本記事では100社以上の採用をみてきた筆者が、採用計画の策定に向けて把握しておくべき情報や策定手順をはじめ、採用計画が計画通り進まない要因や改善のポイントをお伝えします。
- 中長期的な視点からの採用計画策定のポイントを知りたい
- 採用計画通り進まない現状を改善したい
- 新卒採用と中途採用の採用計画の違いが分からない
上記のようなお悩みを持つ企業様・人事ご担当者様はぜひご一読ください。
採用計画とは何か?
『採用計画』とは、「採用活動の道筋となる計画」のことです。
具体的には、下記5つの項目を経営方針や事業計画を交えて策定することです。
- いつまでに
- どのような人材が
- 何人ほど
- どのような理由で
- どの部署(チーム)に
次の項目でも紹介しますが、採用計画を策定することで採用手法や媒体の選定はもちろん、採用活動にどれぐらいの人手や予算を割くべきかも明確にすることができます。
なぜが採用計画必要なのか?採用計画の“重要性”
採用計画を策定するにあたり、採用計画の重要性の理解は欠かせません。
筆者が採用支援を行う中でも、意外にもその重要性を理解していない企業様・人事ご担当者様は少なくありません。
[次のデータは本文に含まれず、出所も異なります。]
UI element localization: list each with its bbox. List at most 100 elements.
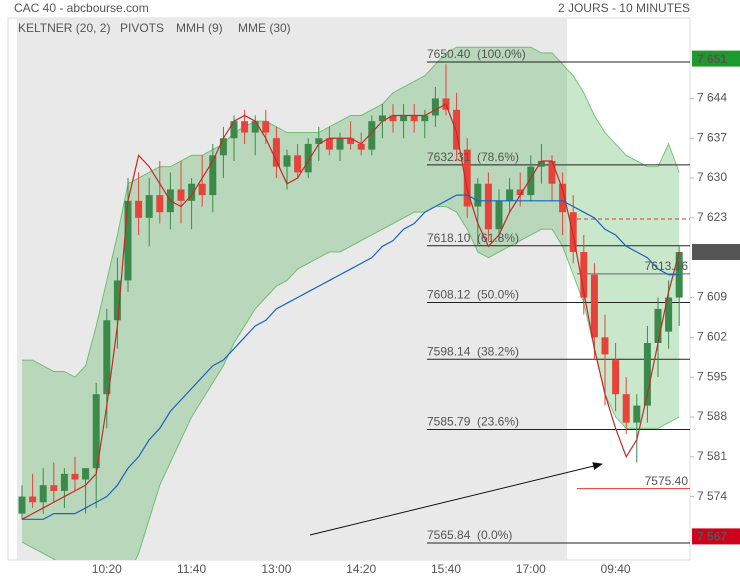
candle-body xyxy=(378,115,386,122)
y-tick-label: 7 588 xyxy=(697,409,727,423)
candle-body xyxy=(325,138,333,150)
candle-body xyxy=(283,155,291,167)
candle-body xyxy=(559,183,567,213)
fib-value-label: 7618.10 xyxy=(427,231,471,245)
candle-body xyxy=(124,200,132,281)
candle-body xyxy=(304,143,312,173)
x-tick-label: 15:40 xyxy=(431,562,461,576)
y-tick-label: 7 637 xyxy=(697,130,727,144)
candle-body xyxy=(601,337,609,355)
y-tick-label: 7 602 xyxy=(697,329,727,343)
candle-body xyxy=(421,115,429,122)
candle-body xyxy=(389,115,397,122)
candle-body xyxy=(410,115,418,122)
chart-subtitle: 2 JOURS - 10 MINUTES xyxy=(558,1,690,15)
y-tick-label: 7 574 xyxy=(697,489,727,503)
y-tick-label: 7 623 xyxy=(697,210,727,224)
y-tick-label: 7 595 xyxy=(697,369,727,383)
candle-body xyxy=(251,121,259,133)
fib-value-label: 7608.12 xyxy=(427,288,471,302)
plot-layer xyxy=(18,46,690,560)
y-tick-label: 7 581 xyxy=(697,449,727,463)
fib-value-label: 7565.84 xyxy=(427,528,471,542)
candle-body xyxy=(188,183,196,201)
fib-percent-label: (78.6%) xyxy=(477,150,519,164)
fib-percent-label: (38.2%) xyxy=(477,344,519,358)
fib-percent-label: (100.0%) xyxy=(477,47,526,61)
candle-body xyxy=(50,485,58,491)
candle-body xyxy=(506,189,514,201)
arrow xyxy=(309,462,603,536)
legend-entry: PIVOTS xyxy=(120,21,164,35)
price-badge-label: 7 651 xyxy=(697,52,727,66)
candle-body xyxy=(230,121,238,139)
candle-body xyxy=(357,143,365,150)
candle-body xyxy=(60,473,68,491)
candle-body xyxy=(92,394,100,469)
fib-value-label: 7632.31 xyxy=(427,150,471,164)
x-tick-label: 17:00 xyxy=(516,562,546,576)
candle-body xyxy=(665,297,673,332)
candle-body xyxy=(643,343,651,406)
candle-body xyxy=(113,280,121,321)
candle-body xyxy=(209,155,217,196)
x-tick-label: 11:40 xyxy=(177,562,206,576)
fib-value-label: 7585.79 xyxy=(427,415,471,429)
legend-entry: KELTNER (20, 2) xyxy=(18,21,110,35)
candle-body xyxy=(145,195,153,218)
keltner-band xyxy=(22,47,680,560)
candle-body xyxy=(580,252,588,298)
candle-body xyxy=(241,121,249,133)
candle-body xyxy=(400,115,408,122)
price-badge xyxy=(692,528,740,545)
candle-body xyxy=(622,394,630,423)
fib-percent-label: (50.0%) xyxy=(477,288,519,302)
x-tick-label: 13:00 xyxy=(261,562,291,576)
candle-body xyxy=(18,496,26,514)
candle-body xyxy=(219,138,227,156)
fib-percent-label: (0.0%) xyxy=(477,528,512,542)
annotation-label: 7575.40 xyxy=(645,474,689,488)
annotation-label: 7613.16 xyxy=(645,259,689,273)
price-badge-label: 7 617 xyxy=(697,245,727,259)
candle-body xyxy=(633,405,641,423)
candle-body xyxy=(474,183,482,207)
candle-body xyxy=(612,360,620,395)
price-badge-label: 7 567 xyxy=(697,530,727,544)
candle-body xyxy=(135,200,143,218)
candle-body xyxy=(156,195,164,213)
candle-body xyxy=(453,109,461,150)
fib-percent-label: (23.6%) xyxy=(477,415,519,429)
keltner-lower xyxy=(21,205,680,560)
candle-body xyxy=(516,189,524,196)
y-tick-label: 7 630 xyxy=(697,170,727,184)
chart-title: CAC 40 - abcbourse.com xyxy=(14,1,149,15)
candle-body xyxy=(548,160,556,184)
x-tick-label: 09:40 xyxy=(601,562,631,576)
candle-body xyxy=(294,155,302,173)
candle-body xyxy=(347,138,355,144)
indicator-line xyxy=(21,103,680,520)
candle-body xyxy=(272,138,280,167)
legend-entry: MMH (9) xyxy=(176,21,223,35)
price-badge xyxy=(692,50,740,67)
candle-body xyxy=(39,485,47,503)
candle-body xyxy=(71,473,79,480)
indicator-line xyxy=(22,194,680,520)
x-tick-label: 14:20 xyxy=(346,562,376,576)
candle-body xyxy=(262,121,270,133)
fib-percent-label: (61.8%) xyxy=(477,231,519,245)
fib-value-label: 7598.14 xyxy=(427,344,471,358)
candle-body xyxy=(537,160,545,167)
price-badge xyxy=(692,244,740,261)
candle-body xyxy=(315,138,323,144)
candle-body xyxy=(569,212,577,253)
legend-entry: MME (30) xyxy=(238,21,291,35)
candle-body xyxy=(654,308,662,344)
candle-body xyxy=(177,189,185,201)
candle-body xyxy=(484,183,492,230)
candle-body xyxy=(463,149,471,207)
candle-body xyxy=(368,121,376,150)
candle-body xyxy=(431,98,439,116)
採用計画を策定することで、次のような効果が期待できます。
- 採用活動の道筋を作る
- 自社にマッチした人材を採用しやすくなる
- 採用進捗を図りやすくなり、採用活動の軌道修正ができる
まずは採用活動を行う上で採用計画がどれほど重要なものなのか、理解を深めましょう。
採用活動の道筋を作る
採用計画を策定することで、採用活動の道筋が明確になります。
つまりゴールやゴールまでの各プロセスの目標が可視化され、目指す方向性や現状の課題が見えてきます。
闇雲に採用活動を行うよりも、効率的かつ有益な活動を推進できるようになるでしょう。
自社にマッチした人材を採用しやすくなる
採用計画を策定する際には「どのような人材」「どこの部署(チーム)」「どのような理由」を決めることになります。単純ではありますがそうすることで採用部署・面接官・役員・現場のベクトルが合致し、どのポジションのメンバーが候補者と接しても同じターゲット層を内定に導いていけるようになります。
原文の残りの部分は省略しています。